The dimensionsSpec ultimately comes from the InputRowParser, from the following code in IncrementalIndexSchema.Builder:


public Builder withDimensionsSpec(InputRowParser parser)
{
if (parser != null
&& parser.getParseSpec() != null
&& parser.getParseSpec().getDimensionsSpec() != null) {
this.dimensionsSpec = parser.getParseSpec().getDimensionsSpec();
} else {
this.dimensionsSpec = new DimensionsSpec(null, null, null);
}

return this;
}


So if you want to ingest a column as something other than String, the custom InputRowParser will need to return a ParseSpec -> DimensionsSpec that specifies the non-String types.

If no type is provided, the default type is String. If a dimension is not specified in the dimensionsSpec, and it appears in the input data, Druid will “discover” the column as a String type.

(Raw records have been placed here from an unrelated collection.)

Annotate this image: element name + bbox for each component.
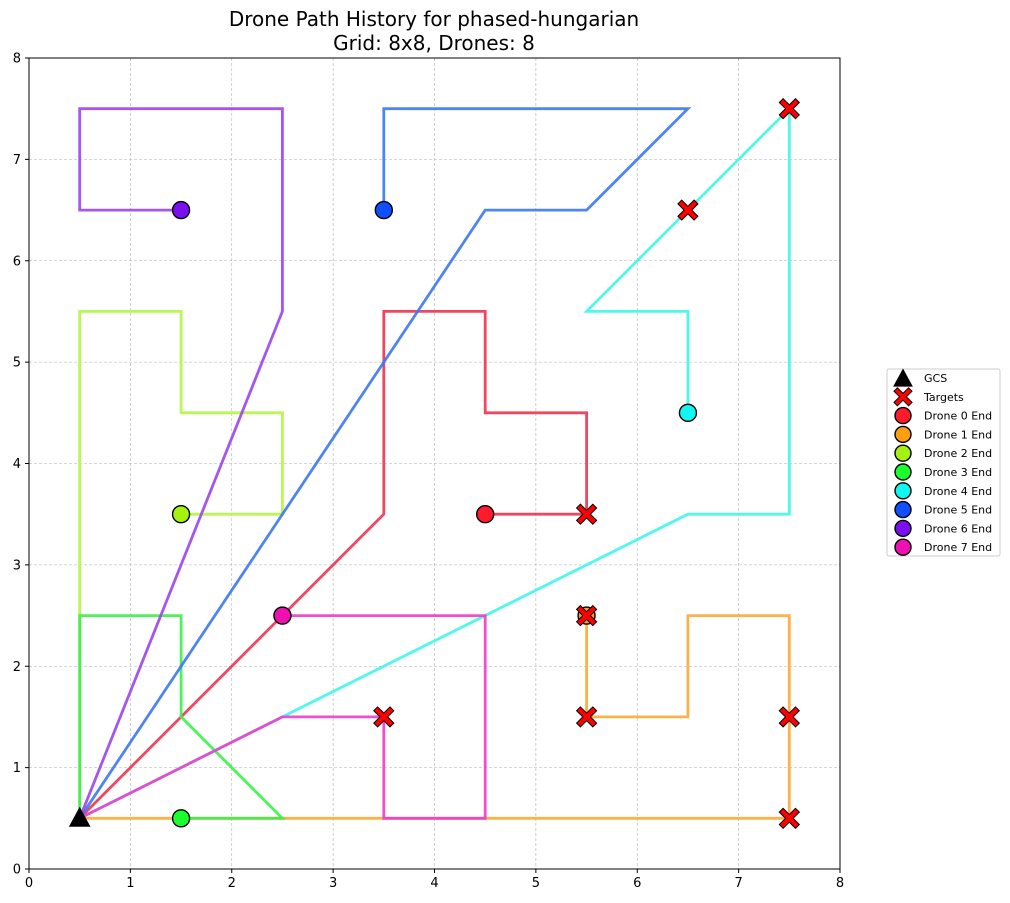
legend-label: Drone 5 End — [924, 504, 992, 517]
axis-ticks: 0 1 2 3 4 5 6 7 8 0 1 2 3 4 5 6 7 8 — [13, 52, 844, 892]
target-marker — [575, 706, 598, 728]
legend-gcs-icon — [893, 368, 913, 387]
legend-item-drone-7: Drone 7 End — [894, 538, 992, 556]
drone-paths — [78, 105, 791, 820]
drone-3-end-marker — [171, 809, 191, 828]
legend-drone-icon — [894, 444, 912, 462]
x-tick-label: 2 — [228, 876, 236, 891]
legend: GCS Targets Drone 0 End Drone 1 End Drone 2 … — [886, 368, 1001, 557]
x-tick-label: 1 — [126, 876, 134, 891]
gcs-marker — [68, 806, 91, 827]
y-tick-label: 6 — [13, 254, 21, 269]
legend-drone-icon — [894, 482, 912, 500]
drone-6-path — [78, 107, 284, 819]
legend-item-targets: Targets — [893, 387, 964, 407]
legend-drone-icon — [894, 519, 912, 538]
legend-label: Drone 2 End — [924, 447, 992, 460]
legend-label: Drone 0 End — [924, 410, 992, 423]
y-tick-label: 0 — [13, 863, 21, 878]
target-marker — [575, 503, 598, 525]
legend-item-drone-5: Drone 5 End — [894, 500, 992, 519]
y-tick-label: 5 — [13, 356, 21, 371]
drone-1-path — [79, 614, 791, 820]
drone-2-end-marker — [171, 504, 191, 524]
legend-item-drone-2: Drone 2 End — [894, 444, 992, 462]
legend-label: Drone 3 End — [924, 466, 992, 479]
drone-7-path — [79, 614, 487, 820]
legend-item-drone-3: Drone 3 End — [894, 463, 992, 481]
drone-4-end-marker — [678, 403, 698, 423]
x-tick-label: 6 — [633, 876, 641, 891]
y-tick-label: 1 — [13, 761, 21, 776]
y-tick-label: 8 — [13, 52, 21, 67]
drone-4-path — [79, 105, 791, 820]
target-marker — [575, 604, 598, 627]
y-tick-label: 4 — [13, 457, 21, 472]
drone-5-end-marker — [374, 200, 394, 220]
target-marker — [373, 706, 395, 728]
legend-drone-icon — [894, 500, 912, 519]
legend-item-drone-1: Drone 1 End — [894, 425, 992, 444]
legend-drone-icon — [894, 538, 912, 556]
legend-label: Drone 4 End — [924, 485, 992, 498]
chart-title-line1: Drone Path History for phased-hungarian — [229, 7, 639, 31]
legend-drone-icon — [894, 406, 912, 425]
legend-drone-icon — [894, 425, 912, 444]
legend-item-drone-0: Drone 0 End — [894, 406, 992, 425]
chart-markers — [68, 97, 801, 830]
legend-label: Drone 7 End — [924, 541, 992, 554]
drone-0-path — [78, 309, 588, 820]
legend-item-drone-4: Drone 4 End — [894, 482, 992, 500]
x-tick-label: 0 — [25, 876, 33, 891]
legend-drone-icon — [894, 463, 912, 481]
grid-lines — [29, 58, 840, 869]
drone-6-end-marker — [171, 200, 191, 220]
x-tick-label: 7 — [734, 876, 742, 891]
chart-title-line2: Grid: 8x8, Drones: 8 — [333, 31, 535, 55]
target-marker — [778, 97, 801, 120]
x-tick-label: 8 — [836, 876, 844, 891]
legend-item-drone-6: Drone 6 End — [894, 519, 992, 538]
legend-label: Drone 6 End — [924, 522, 992, 535]
target-marker — [778, 706, 801, 728]
x-tick-label: 3 — [329, 876, 337, 891]
x-tick-label: 4 — [430, 876, 438, 891]
drone-7-end-marker — [273, 606, 292, 625]
x-tick-label: 5 — [532, 876, 540, 891]
target-marker — [677, 199, 699, 221]
y-tick-label: 7 — [13, 153, 21, 168]
legend-item-gcs: GCS — [893, 368, 947, 387]
legend-label: Drone 1 End — [924, 428, 992, 441]
legend-box — [886, 368, 1001, 557]
legend-label: GCS — [924, 372, 947, 385]
y-tick-label: 2 — [13, 660, 21, 675]
drone-5-path — [78, 107, 692, 820]
target-marker — [778, 807, 801, 830]
legend-label: Targets — [923, 391, 964, 404]
legend-target-icon — [893, 387, 913, 407]
y-tick-label: 3 — [13, 558, 21, 573]
drone-0-end-marker — [475, 504, 495, 524]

Thanks Jon, this is really helpful! A couple other quotes inline.

OK, so what happens along the way as I do this? If I take a “string” dimension field (which happens to currently only contain stringified integer values), edit the field’s type to be “long”, and submit it to the Kafka Indexing Service, it’ll start indexing new segments as long. Until I reingest, what happens? Do queries stop returning values from the old segments with the outdated string dimension type? Do values just get coerced based on outputType? Is there a huge downside to just leaving them as stringified integers and using outputType to convert (I guess storage is less efficient)?

Values will get coerced based on the outputType. The only real downside to keeping them as strings is performance and storage space: usually things are faster/smaller when stored as the most ‘natural’ type.